Confesso que me diverti e aprendi muito escrevendo esta crônica. E com o calor que estava fazendo, automaticamente, lembrei-me de um amigo de longas jornadas, residente em Belém, minha terra natal, que do nada, publicamente, no facebook, me chama para tomar uma cerveja Cu de Foca.  Eu quase tive uma síncope. Para mim ele estava me sacaneando, quase leva uma bruta esculhambação, pois nunca tinha ouvido tal expressão. Sabia da existência da cerveja escura batizada de Caracu, mas esta outra até ontem desconhecia. Logo eu que não bebo cerveja e muito menos Cu de foca.  Contudo, me acalmei, pois para quem como eu que já confundiu os termos caititu e catiroba, resolvi pesquisar e não é que essa expressão existe até cômica e um tanto quanto deselegante, porém, é muito comum nas rodas de bar para expressar sinônimo de geladíssima ou estupidamente gelada. Mas, antes para descobrir isso, eu penei, tive que recorrer às cartas, aos universitários, aos colegas, aos informantes e até fiz uma ligação anônima, disfarçando a voz, para um bar perguntando “tem uma cerveja cu de foca aí?”.
E podem crer, assim me responderam:
- Tem, pode vir, já estão estupidamente geladas.
É isso.

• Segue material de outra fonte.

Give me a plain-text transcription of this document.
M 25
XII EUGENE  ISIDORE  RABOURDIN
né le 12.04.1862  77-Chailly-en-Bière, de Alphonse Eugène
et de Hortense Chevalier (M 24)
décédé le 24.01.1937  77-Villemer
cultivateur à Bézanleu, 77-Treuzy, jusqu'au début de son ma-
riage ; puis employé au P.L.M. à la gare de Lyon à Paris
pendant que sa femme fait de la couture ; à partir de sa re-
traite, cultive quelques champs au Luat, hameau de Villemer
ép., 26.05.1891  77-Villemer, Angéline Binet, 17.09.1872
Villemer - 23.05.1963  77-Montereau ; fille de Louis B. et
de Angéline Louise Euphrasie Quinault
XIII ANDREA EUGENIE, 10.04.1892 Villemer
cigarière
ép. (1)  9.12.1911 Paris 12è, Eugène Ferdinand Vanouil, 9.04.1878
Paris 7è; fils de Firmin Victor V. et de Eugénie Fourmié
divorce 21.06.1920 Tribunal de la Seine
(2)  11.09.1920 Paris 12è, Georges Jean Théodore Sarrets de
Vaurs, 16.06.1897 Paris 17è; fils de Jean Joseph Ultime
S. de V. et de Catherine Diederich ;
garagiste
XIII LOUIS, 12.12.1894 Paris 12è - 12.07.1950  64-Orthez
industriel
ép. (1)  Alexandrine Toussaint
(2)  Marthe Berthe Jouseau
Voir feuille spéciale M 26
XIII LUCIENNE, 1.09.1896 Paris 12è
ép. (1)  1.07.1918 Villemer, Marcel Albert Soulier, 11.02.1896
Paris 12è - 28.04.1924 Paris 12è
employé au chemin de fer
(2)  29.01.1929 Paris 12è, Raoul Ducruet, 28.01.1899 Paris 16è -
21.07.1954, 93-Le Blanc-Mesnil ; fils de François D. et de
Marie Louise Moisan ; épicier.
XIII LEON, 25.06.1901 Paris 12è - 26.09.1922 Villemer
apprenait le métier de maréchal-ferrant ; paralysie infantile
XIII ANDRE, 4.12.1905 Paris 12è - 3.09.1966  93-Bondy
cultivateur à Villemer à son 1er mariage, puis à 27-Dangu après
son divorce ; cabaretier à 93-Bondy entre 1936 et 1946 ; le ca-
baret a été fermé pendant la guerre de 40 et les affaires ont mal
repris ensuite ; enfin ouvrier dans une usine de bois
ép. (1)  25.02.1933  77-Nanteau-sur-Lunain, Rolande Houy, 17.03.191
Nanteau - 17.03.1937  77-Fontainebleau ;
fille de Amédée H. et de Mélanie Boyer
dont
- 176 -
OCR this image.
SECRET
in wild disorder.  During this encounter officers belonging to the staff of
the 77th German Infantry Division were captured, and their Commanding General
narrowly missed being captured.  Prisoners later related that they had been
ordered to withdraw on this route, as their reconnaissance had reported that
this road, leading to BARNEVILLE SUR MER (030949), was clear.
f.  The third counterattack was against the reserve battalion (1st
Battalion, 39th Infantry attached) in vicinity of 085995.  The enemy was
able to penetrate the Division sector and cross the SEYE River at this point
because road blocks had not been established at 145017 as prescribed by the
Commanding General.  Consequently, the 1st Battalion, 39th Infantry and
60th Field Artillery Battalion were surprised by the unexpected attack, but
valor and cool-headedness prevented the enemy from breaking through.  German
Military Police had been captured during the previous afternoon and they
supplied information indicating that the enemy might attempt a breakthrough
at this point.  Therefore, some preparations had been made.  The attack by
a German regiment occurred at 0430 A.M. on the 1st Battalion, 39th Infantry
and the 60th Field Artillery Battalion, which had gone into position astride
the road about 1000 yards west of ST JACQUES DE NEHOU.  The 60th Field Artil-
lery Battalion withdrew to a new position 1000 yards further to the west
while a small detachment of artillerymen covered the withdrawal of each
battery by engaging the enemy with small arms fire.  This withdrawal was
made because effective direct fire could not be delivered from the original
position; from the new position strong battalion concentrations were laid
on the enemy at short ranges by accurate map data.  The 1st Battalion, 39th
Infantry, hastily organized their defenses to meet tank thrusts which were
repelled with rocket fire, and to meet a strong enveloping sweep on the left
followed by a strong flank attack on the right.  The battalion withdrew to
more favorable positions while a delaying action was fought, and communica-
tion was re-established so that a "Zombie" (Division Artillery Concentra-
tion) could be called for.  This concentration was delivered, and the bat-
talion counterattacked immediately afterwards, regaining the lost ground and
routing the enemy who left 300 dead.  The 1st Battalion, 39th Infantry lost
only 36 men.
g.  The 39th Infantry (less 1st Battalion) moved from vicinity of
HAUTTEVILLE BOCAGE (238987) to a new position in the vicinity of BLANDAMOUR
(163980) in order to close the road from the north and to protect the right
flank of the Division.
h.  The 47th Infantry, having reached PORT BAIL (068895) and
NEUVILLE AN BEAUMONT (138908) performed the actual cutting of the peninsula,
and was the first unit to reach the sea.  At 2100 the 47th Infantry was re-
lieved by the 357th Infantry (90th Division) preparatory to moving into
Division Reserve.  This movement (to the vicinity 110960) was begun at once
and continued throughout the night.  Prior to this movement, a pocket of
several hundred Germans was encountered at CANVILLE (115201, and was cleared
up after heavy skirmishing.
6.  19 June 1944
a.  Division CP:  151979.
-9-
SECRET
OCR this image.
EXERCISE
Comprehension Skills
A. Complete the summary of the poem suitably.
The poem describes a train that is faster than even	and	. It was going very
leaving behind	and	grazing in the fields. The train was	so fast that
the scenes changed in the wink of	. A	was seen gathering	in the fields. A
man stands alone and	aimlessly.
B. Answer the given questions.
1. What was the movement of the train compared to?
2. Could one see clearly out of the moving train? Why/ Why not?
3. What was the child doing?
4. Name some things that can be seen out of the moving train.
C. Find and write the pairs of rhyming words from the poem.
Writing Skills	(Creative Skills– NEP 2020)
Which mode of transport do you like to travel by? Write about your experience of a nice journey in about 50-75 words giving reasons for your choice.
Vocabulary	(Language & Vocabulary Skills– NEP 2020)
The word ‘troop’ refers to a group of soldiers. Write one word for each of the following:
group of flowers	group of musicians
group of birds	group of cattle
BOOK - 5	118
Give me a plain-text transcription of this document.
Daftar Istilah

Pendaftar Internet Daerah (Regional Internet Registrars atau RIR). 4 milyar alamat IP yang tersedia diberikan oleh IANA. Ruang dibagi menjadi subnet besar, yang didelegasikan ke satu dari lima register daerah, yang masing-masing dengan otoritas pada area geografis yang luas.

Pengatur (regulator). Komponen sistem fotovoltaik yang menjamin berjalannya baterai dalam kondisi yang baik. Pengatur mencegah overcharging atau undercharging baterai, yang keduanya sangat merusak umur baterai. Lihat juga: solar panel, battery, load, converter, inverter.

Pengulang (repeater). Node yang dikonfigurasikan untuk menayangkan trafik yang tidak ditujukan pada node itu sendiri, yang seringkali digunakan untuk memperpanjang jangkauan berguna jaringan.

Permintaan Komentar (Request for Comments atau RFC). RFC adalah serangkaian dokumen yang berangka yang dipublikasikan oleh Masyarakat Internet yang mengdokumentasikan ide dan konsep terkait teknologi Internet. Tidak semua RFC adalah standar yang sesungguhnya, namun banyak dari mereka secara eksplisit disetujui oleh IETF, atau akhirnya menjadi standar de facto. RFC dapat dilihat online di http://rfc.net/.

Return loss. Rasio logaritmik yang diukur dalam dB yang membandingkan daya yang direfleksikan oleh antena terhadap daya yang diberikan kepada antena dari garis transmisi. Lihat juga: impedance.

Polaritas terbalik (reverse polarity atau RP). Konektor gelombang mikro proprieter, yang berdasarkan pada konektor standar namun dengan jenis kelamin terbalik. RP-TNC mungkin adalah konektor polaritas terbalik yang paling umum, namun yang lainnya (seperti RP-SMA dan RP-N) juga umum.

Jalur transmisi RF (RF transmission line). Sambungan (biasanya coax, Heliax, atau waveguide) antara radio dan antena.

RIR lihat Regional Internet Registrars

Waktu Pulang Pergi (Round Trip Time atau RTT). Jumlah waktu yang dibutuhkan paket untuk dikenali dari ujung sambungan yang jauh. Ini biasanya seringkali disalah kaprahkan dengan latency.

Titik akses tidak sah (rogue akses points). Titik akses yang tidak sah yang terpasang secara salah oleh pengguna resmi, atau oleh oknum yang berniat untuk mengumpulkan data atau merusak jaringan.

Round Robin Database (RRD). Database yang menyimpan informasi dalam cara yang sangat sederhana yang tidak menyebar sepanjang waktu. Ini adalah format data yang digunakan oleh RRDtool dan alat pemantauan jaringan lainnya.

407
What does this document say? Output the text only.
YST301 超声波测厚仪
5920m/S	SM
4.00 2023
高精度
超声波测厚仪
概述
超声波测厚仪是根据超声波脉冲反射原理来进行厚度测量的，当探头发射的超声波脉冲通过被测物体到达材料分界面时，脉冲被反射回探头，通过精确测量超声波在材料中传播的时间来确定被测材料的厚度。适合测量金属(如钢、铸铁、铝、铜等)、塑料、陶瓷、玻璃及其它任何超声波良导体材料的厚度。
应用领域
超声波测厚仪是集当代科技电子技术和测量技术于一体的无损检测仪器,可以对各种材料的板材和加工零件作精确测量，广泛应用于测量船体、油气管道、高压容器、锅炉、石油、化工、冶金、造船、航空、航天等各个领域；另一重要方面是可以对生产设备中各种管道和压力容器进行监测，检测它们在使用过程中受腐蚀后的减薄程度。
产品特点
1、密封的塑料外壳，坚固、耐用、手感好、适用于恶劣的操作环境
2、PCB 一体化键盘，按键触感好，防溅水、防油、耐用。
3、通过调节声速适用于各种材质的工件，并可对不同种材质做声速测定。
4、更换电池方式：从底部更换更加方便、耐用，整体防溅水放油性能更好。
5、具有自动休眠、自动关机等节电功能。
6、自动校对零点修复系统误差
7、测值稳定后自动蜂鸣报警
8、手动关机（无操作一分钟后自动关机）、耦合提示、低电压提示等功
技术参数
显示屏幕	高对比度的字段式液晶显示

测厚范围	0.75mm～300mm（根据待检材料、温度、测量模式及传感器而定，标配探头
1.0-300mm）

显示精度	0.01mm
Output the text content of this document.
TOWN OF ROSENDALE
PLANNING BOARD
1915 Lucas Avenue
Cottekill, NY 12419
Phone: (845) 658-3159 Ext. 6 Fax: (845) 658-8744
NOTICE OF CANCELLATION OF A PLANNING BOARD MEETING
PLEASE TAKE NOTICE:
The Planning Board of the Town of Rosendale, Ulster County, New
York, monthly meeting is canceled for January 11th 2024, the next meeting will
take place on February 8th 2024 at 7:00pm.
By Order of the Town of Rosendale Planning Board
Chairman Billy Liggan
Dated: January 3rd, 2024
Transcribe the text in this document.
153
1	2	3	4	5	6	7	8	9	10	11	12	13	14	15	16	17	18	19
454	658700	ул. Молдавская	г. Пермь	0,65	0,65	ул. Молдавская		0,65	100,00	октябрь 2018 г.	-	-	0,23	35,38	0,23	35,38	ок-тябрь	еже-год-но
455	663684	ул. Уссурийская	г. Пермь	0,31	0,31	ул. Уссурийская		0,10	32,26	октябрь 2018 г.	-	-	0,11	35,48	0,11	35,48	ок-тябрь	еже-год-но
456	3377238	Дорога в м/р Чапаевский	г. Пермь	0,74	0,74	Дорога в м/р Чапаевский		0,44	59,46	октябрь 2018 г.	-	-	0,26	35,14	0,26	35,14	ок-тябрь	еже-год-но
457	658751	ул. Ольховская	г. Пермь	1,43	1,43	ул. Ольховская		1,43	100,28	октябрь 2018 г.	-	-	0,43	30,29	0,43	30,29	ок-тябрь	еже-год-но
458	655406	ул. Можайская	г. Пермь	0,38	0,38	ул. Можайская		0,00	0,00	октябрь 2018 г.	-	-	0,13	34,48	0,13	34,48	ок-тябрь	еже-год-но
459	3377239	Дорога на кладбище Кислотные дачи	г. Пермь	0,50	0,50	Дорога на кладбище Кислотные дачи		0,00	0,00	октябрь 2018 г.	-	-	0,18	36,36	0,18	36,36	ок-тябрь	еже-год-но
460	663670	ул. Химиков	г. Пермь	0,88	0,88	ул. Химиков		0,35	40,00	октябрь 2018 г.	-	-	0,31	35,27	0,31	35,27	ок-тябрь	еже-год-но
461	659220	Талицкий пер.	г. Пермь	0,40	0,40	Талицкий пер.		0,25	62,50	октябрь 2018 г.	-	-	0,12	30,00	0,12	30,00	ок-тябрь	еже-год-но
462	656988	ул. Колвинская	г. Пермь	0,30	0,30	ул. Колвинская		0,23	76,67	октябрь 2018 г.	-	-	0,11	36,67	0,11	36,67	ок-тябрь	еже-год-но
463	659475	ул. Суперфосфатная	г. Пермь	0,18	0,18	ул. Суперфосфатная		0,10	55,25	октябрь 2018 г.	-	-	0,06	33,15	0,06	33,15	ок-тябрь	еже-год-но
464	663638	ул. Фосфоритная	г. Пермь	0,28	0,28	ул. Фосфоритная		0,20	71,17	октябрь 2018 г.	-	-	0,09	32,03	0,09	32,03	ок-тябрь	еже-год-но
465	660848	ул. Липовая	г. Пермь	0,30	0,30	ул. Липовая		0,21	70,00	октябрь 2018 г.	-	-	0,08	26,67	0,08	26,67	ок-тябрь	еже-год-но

Antes de finalizar quero agradecer a todos os leitores das crônicas semanais. Tenho encontrado muitas pessoas que me dizem que as crônicas tem as levado do riso à emoção, auxiliado de alguma forma nas suas vidas (não sei como ainda, mas vamos descobrir juntos, por enquanto minha vaidade leonina agradece), sem contar, com as inúmeras mensagens recebidas por Whatsapp, pelo facebook e e-mail. Fico feliz por isso, pois, junto com vocês também vou do riso à emoção e aos poucos, a gente vai melhorando, moldando, descobrindo e se redescobrindo. Eu passo conhecer um pouco de vocês e vocês de mim. É nosso elo.  Fico feliz, porque tudo começou como uma brincadeira, como um gentil convite de Helder Marinho para o blog sem polêmica e jamais pensei que tomaria tal proporção quanto ao entretenimento.    
Agora sim, finalizando:

Entre o real e o imaginário, entre a verdade e a fantasia aqui contada, o que nem eu já sei mais, encerro a crônica da semana. Um beijo a todos fique com Deus e até semana que vem. Ariosnaldo da Silva Vital Filho.